Однажды я увидел ее на Пршикопах {144} в роскошном желтом автомобиле, рядом с каким-то субъектом в очках и в берете, сидевшим за рулем. Это было утром в субботу. Пришла она только в понедельник вечером и стала решительно все отрицать. Якобы у нее заболела мамаша, и она должна была готовить обед. И чтобы я сходил к ним домой и убедился.
А когда у меня ночевал Отомар, я, наоборот, никак не мог ее выставить из квартиры.
Кто, да что, да он просто мужик из деревни — дубина неотесанная! Деньги-то хоть у него водятся?
Я проклинал непостоянство женской натуры.
Я часто писал Отомару меланхолические письма, настойчиво звал его к себе. Оказавшись в столь бедственном положении, чувствуя себя вконец измученным,— мне опротивела жизнь и осточертела работа — я прямо-таки прильнул душой к своему старшему, более опытному другу.
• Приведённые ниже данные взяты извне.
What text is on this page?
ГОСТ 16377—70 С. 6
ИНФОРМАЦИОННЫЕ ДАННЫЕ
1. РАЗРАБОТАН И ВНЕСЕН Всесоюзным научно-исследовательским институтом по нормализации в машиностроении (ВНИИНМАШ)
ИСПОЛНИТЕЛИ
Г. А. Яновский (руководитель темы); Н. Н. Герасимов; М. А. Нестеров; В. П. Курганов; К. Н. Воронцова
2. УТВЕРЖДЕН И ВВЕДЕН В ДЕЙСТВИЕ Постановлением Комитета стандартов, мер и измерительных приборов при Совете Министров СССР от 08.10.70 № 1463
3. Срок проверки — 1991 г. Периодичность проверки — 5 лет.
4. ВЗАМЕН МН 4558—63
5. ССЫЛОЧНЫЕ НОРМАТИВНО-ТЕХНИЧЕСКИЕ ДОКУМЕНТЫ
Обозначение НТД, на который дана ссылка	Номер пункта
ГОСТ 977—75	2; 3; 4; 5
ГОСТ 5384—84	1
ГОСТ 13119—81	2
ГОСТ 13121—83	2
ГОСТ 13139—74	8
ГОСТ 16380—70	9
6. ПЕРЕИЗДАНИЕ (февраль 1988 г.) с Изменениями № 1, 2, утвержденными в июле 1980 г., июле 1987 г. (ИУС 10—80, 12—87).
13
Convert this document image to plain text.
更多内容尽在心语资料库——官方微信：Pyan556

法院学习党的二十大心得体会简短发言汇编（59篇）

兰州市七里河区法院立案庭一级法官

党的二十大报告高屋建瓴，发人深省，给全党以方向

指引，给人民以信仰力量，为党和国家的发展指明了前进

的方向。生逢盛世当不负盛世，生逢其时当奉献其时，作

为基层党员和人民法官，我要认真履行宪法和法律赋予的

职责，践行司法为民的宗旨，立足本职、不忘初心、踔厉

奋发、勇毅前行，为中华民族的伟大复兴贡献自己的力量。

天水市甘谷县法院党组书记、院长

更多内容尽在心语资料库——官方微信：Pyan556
Я все больше уважал его за то, как виртуозно владел он искусством жить. Несмотря на свою горькую судьбу, он сумел сохранить душевное равновесие, сберечь свой внутренний мир, мир человека, глубоко образованного, высоко стоящего над житейскими мелочами, позволяющего себе добродушно и в то же время иронически относиться к жизни и к самому себе.
И что это за волшебный амулет, который хранит Отомара?
Разум — вот что это такое! Разум, и ничего, кроме разума,— вот что помогает владеть собой, обуздывать свои страсти, а в дополнение к этому — постигать еще и сущность бытия.
К черту инстинкты! Пусть летит в тартарары вся эта муть — эмоции и сантименты, слезливая лирика, все эти мистические погружения в таинственные глубины загадочной души! Только разум, только рациональная организация жизни, строгая логика мысли и поступков могут вытащить тебя, Яромир, из трясины ссор и споров, крокодиловых слез, из потока всевозможных оскорблений, самое невинное из которых — это «изверг рода человеческого»…
Разум! Разум!
О, небеса, сжальтесь надо мной и зажгите во мне светильник разума!
Теперь Отомар приезжал каждые две недели навещать больную жену.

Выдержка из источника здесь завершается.